Het vriendje is in de kerstvakantie naar Orlando geweest. Naar het pretpark van de Universal Studio’s, waar de magische wereld van Harry Potter is nagebouwd. Hij zit vol verhalen over de achtbaan door Hogwarts en brengt souvenirs mee. Julian hangt aan zijn lippen.
Het is niet moeilijk om te raden wat er Julian z’n hoofd omgaat. Dus voordat hij vragen kan stellen, tik ik ‘Orlando, Harry Potter’ in op Google en lees over het enorme park. Er zijn vier hotels en je wordt toch wel met klem aangeraden om een meerdaags ticket te kopen. Ik probeer me voor te stellen hoe dat zal zijn. Twee of misschien wel drie dagen slenteren door een pretpark onder de felle zon van Florida. Met kinderen die allemaal iets anders willen en lange rijen voor elke attractie.

Vorig jaar gingen we naar Seaworld in San Antonio en dat vond ik geen succes. Ik was alleen maar bang dat we een kind kwijt zouden raken, werd gek van de drukte: we moesten echt overal voor in de rij.
Aan het einde van de maand hebben de jongens een lang weekend vrij, dan gaan we skiën. Lekker buiten in de sneeuw en lekker overzichtelijk. Ik ben blij dat dat weekendje weg vast ligt.

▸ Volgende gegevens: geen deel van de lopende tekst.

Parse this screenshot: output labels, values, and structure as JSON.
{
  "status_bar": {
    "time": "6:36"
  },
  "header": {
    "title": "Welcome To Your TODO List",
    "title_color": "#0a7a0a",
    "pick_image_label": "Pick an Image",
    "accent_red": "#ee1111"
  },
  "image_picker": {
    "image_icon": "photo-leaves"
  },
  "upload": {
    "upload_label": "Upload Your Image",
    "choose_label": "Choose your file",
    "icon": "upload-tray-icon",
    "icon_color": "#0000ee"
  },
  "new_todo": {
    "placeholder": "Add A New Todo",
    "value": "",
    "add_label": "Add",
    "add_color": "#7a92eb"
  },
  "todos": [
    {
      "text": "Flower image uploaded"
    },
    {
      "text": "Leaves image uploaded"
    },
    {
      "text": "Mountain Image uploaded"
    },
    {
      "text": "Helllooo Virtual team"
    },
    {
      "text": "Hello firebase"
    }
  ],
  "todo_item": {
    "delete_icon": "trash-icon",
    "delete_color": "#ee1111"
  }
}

‘Ik weet het nog niet’, antwoord ik Julian z’n onuitgesproken vraag. ‘Laten we eerst maar ‘ns film zeven, deel twee kijken.’

vrijdag 13 januari 2012

Pesten

Oeps, ik krijg net een email binnen van de moeder van J. uit Daniël z’n -reguliere- klas waar ik aan de ene kant van schrik en aan de andere kant heel verbaasd over ben. Ze heeft haar bericht naar alle ouders uit de klas gestuurd, zonder ‘m als cc naar de juf of de directeur van de school te sturen. Ik onderdruk de neiging om onmiddellijk te reageren, laat ik vooral geen olie op het vuur gooien.

In het bericht is ze als een leeuwin die haar nagels uitslaat om haar welp te beschermen. Dat gevoel herken ik en begrijp ik. Ze schrijft dat J. wordt gepest. Ik weet hoe het voelt als je kind gepest wordt en leef onmiddellijk met haar mee. Pesten is nooit goed te praten.
In de eerste deel van haar verhaal geeft ze me het gevoel dat de hele klas zich tegen hem heeft gekeerd, pas in de laatste alinea wordt ze concreet. Twee kinderen -met name genoemd (!)- gebruiken elke dag de woorden ‘pest, stupid en creepy’ richting haar zoon en dat vindt ze niet acceptabel.
Waarom richt je je niet op de ouders van die twee kinderen? vraag ik me meteen af, waarom belast je mij en de andere ouders daarmee?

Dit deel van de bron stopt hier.